None of the three companies that decided to move to Needham — TripAdvisor, Euro-Pro, BigBelly Solar — had bad things to say about Newton’s government. They said they simply couldn’t find the space they needed to match their ambitions.
TripAdvisor, for example, essentially doubled its headquarters size and needed room for more growth. “We just ran out of expansion options’’ in Newton, TripAdvisor chief financial officer Julie Bradley said.
Needham doesn’t pose the same constraints. Devra Bailin, Needham’s economic development director, said the town rezoned the 185-acre Needham Crossing area in 2011 to allow for taller buildings, bigger footprints, and more first-floor stores and restaurants. There are several old buildings ripe for redevelopment, and open pads ready for construction.
Members of the Warren administration, meanwhile, say they’ve taken great strides to make it clear that Newton is open for business. The mayor points to the revitalization of the Chestnut Hill side of Route 9, where two major retail complexes, known as the Street and Chestnut Hill Square, opened in recent years. (The hulking Atrium Mall, meanwhile, is being converted by Bulfinch Cos. into offices.)
Warren said he established a development review team several years ago to coordinate permitting work at City Hall. He’s close to securing a new home for MassChallenge’s satellite office.
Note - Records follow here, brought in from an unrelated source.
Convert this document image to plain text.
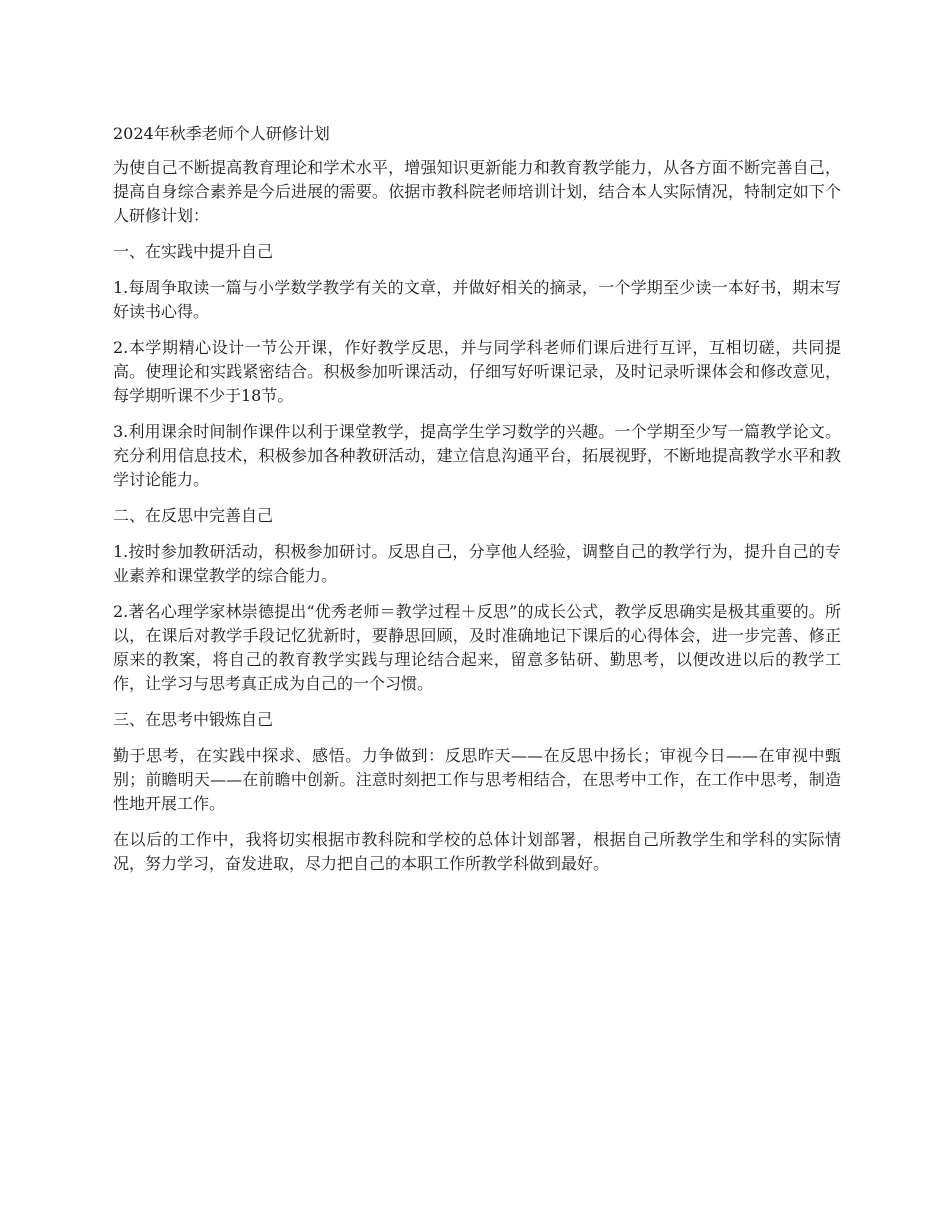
2024年秋季老师个人研修计划

为使自己不断提高教育理论和学术水平，增强知识更新能力和教育教学能力，从各方面不断完善自己，提高自身综合素养是今后进展的需要。依据市教科院老师培训计划，结合本人实际情况，特制定如下个人研修计划：

一、在实践中提升自己

1.每周争取读一篇与小学数学教学有关的文章，并做好相关的摘录，一个学期至少读一本好书，期末写好读书心得。

2.本学期精心设计一节公开课，作好教学反思，并与同学科老师们课后进行互评，互相切磋，共同提高。使理论和实践紧密结合。积极参加听课活动，仔细写好听课记录，及时记录听课体会和修改意见，每学期听课不少于18节。

3.利用课余时间制作课件以利于课堂教学，提高学生学习数学的兴趣。一个学期至少写一篇教学论文。充分利用信息技术，积极参加各种教研活动，建立信息沟通平台，拓展视野，不断地提高教学水平和教学讨论能力。

二、在反思中完善自己

1.按时参加教研活动，积极参加研讨。反思自己，分享他人经验，调整自己的教学行为，提升自己的专业素养和课堂教学的综合能力。

2.著名心理学家林崇德提出“优秀老师＝教学过程＋反思”的成长公式，教学反思确实是极其重要的。所以，在课后对教学手段记忆犹新时，要静思回顾，及时准确地记下课后的心得体会，进一步完善、修正原来的教案，将自己的教育教学实践与理论结合起来，留意多钻研、勤思考，以便改进以后的教学工作，让学习与思考真正成为自己的一个习惯。

三、在思考中锻炼自己

勤于思考，在实践中探求、感悟。力争做到：反思昨天——在反思中扬长；审视今日——在审视中甄别；前瞻明天——在前瞻中创新。注意时刻把工作与思考相结合，在思考中工作，在工作中思考，制造性地开展工作。

在以后的工作中，我将切实根据市教科院和学校的总体计划部署，根据自己所教学生和学科的实际情况，努力学习，奋发进取，尽力把自己的本职工作所教学科做到最好。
And Warren said he plans to work with Wells Avenue landlords to improve the park, which he said is roughly 90 percent occupied. One property owner is moving ahead with a three-story expansion, the first major structure to be built there in decades.
Newton planning director James Freas said the city is particularly successful with startups founded by seasoned entrepreneurs who live in Newton. He said one example is Karyopharm Therapeutics Inc., a biotech firm that began in Newton, moved to Natick, and last year relocated to Wells Avenue. Karyopharm recently added about 16,000 square feet to its headquarters lease, a roughly 50 percent increase.
Warren said he’s proud of his efforts to help spearhead two regional initiatives aimed at attracting more innovation-oriented firms — the N2 Corridor project with Needham and the Charles River Mill District effort with Waltham and Watertown.
“I think it’s better to work regionally,” Warren said. “We can have shared success together.”
But Hess-Mahan said more needs to be done as employers hunt for newer, bigger offices in other municipalities — and bring property tax payments with them.
“Newton is, frankly, behind the curve,” he said. “I’m afraid that Newton is going to miss some opportunities to get companies to move here . . . and that places like Needham and Waltham are going to end up eating our lunch.”